If you are concerned about optimizing the performance of the parser, disable dynamic typing. That should speed things up by at least 2x.
Parse Errors
Parse errors are returned alongside the results as an array of objects. Here is the structure of an error object:
{
type: "", // Either "Quotes" or "FieldMismatch"
code: "", // Standardized error code like "UnexpectedQuotes"
message: "", // Human-readable error details
line: 0, // Line of original input
row: 0, // Row index of parsed data where error is
index: 0 // Character index within original input
}
Assuming the default settings, suppose the input is malformed:
Item,SKU,Cost,Quantity
Book,"ABC1234,10.95,4
Movie,DEF5678,29.99,3
Notice the stray quotes on the second line. This is the output:
{
"results": {
"fields": [
"Item",
"SKU",
"Cost",
"Quantity"
],
"rows": [
{
"Item": "Book",
"SKU": "ABC1234,10.95,4\nMovie,DEF5678,29.99,3"
}
]
},
"errors": {
"0": [
{
"type": "FieldMismatch",
"code": "TooFewFields",
"message": "Too few fields: expected 4 fields but parsed 2",
"line": 2,
"row": 0,
"index": 66
},
{
"type": "Quotes",
"code": "MissingQuotes",
"message": "Unescaped or mismatched quotes",
"line": 2,
"row": 0,
"index": 66
}
],
"length": 2
}
}
If the header row is disabled, field counting does not occur because there is no need to key the data to the field name. Thus we only get a Quotes error:
{
"results": [
[
"Item",
"SKU",
"Cost",
"Quantity"
],
[
"Book",
"ABC1234,10.95,4\nMovie,DEF5678,29.99,3"
]
],
"errors": {
"1": [
{
"type": "Quotes",
"code": "MissingQuotes",
"message": "Unescaped or mismatched quotes",
"line": 2,
"row": 1,
"index": 66
}
],
"length": 1
}
}
Suppose a field value with a delimiter is not escaped:
Item,SKU,Cost,Quantity
Book,ABC1234,10,95,4
Movie,DEF5678,29.99,3
Again, notice the second line, "10,95" instead of "10.95". This field should be quoted: "10,95"

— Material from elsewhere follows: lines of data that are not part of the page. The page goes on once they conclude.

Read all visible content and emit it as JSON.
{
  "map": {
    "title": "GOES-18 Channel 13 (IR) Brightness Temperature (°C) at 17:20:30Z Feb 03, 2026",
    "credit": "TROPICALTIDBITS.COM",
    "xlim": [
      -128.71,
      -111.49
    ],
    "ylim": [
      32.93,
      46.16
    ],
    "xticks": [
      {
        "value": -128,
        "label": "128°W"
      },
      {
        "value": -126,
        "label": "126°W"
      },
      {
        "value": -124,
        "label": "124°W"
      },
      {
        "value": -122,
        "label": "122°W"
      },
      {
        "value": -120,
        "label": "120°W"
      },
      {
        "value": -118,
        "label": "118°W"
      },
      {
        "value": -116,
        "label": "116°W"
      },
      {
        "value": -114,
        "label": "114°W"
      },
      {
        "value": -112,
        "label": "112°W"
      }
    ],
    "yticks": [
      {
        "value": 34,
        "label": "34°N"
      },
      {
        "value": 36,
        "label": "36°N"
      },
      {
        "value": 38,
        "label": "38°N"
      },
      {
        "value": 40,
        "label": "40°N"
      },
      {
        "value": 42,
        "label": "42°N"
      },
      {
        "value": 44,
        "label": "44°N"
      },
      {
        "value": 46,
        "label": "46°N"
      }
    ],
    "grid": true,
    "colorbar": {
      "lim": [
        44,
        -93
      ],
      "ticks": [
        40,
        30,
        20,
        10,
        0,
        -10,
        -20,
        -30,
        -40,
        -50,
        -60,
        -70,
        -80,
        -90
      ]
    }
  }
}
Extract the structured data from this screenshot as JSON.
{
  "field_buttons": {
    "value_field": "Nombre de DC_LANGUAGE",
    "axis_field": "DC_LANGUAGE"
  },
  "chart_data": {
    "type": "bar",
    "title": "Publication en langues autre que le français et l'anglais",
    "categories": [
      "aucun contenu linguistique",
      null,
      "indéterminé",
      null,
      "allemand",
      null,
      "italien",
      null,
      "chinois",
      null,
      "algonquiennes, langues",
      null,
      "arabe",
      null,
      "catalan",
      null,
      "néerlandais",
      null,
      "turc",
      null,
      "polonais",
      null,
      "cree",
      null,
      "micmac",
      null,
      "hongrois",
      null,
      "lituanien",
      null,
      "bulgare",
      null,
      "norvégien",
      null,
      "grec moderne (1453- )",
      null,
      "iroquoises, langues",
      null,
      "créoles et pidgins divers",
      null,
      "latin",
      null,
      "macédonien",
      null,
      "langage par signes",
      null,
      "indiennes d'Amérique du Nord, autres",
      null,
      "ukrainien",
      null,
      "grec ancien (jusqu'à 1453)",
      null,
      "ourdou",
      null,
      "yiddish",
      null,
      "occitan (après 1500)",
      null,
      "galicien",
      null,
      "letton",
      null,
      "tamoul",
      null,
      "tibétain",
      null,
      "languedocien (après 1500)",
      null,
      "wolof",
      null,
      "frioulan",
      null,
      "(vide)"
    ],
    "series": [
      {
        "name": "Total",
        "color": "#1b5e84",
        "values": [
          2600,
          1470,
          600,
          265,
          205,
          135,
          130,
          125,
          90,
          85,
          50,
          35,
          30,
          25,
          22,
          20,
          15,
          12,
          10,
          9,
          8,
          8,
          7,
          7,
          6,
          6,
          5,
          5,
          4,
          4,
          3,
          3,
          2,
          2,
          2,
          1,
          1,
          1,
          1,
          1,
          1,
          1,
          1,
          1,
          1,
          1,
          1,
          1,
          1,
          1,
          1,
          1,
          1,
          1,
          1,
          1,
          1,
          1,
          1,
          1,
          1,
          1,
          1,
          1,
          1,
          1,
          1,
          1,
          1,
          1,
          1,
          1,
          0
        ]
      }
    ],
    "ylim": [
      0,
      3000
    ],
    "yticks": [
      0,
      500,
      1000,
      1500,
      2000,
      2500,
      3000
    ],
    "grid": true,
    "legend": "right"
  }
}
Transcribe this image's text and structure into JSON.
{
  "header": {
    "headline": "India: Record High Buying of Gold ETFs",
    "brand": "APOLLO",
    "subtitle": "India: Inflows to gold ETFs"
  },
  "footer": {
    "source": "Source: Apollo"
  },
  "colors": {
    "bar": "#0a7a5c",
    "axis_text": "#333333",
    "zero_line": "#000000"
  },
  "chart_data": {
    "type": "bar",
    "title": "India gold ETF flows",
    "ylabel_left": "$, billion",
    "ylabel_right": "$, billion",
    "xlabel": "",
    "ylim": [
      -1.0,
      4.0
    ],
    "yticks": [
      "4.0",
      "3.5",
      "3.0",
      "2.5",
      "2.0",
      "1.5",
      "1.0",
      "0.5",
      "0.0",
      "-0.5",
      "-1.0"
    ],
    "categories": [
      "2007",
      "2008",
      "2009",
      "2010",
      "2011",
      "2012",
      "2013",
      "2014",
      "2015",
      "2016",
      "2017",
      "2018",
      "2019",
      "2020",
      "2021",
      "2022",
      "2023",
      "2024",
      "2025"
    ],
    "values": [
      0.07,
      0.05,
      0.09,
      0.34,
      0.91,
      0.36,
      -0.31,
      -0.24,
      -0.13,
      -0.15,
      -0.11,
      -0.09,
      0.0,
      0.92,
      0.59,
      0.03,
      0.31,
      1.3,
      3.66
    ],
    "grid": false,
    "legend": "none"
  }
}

but the parser handles the problem gracefully:
{
"results": {
"fields": [
"Item",
"SKU",
"Cost",
"Quantity"
],
"rows": [
{
"Item": "Book",
"SKU": "ABC1234",
"Cost": 10,
"Quantity": 95,
"__parsed_extra": [
"4"
]
},
{
"Item": "Movie",
"SKU": "DEF5678",
"Cost": 29.99,
"Quantity": 3
}
]
},
"errors": {
"0": [
{
"type": "FieldMismatch",
"code": "TooManyFields",
"message": "Too many fields: expected 4 fields but parsed 5",
"line": 2,
"row": 0,
"index": 43
}
],
"length": 1
}
}
Since files with headers are supposed to have the same number of fields per row, any extra fields are parsed into a special array field named "__parsed_extra" in the order that the remaining line was parsed.
Tests
The Parser component is under test. Download this repository and open tests.html
in your browser to run them.
The Parser function
Inside this jQuery plugin is a Parser
function that performs the parsing of delimited text. It does not depend upon jQuery. This plugin uses jQuery to attach to <input type="file">
elements and to make it more convenient to activate and use the parsing mechanism.
Contributing
Please feel free to chip in! If you'd like to see a feature or fix, pull down the code and submit a pull request. But remember, if you're changing anything in the Parser function, a pull request, with test, is best. (All changes to the parser component should be validated with tests.)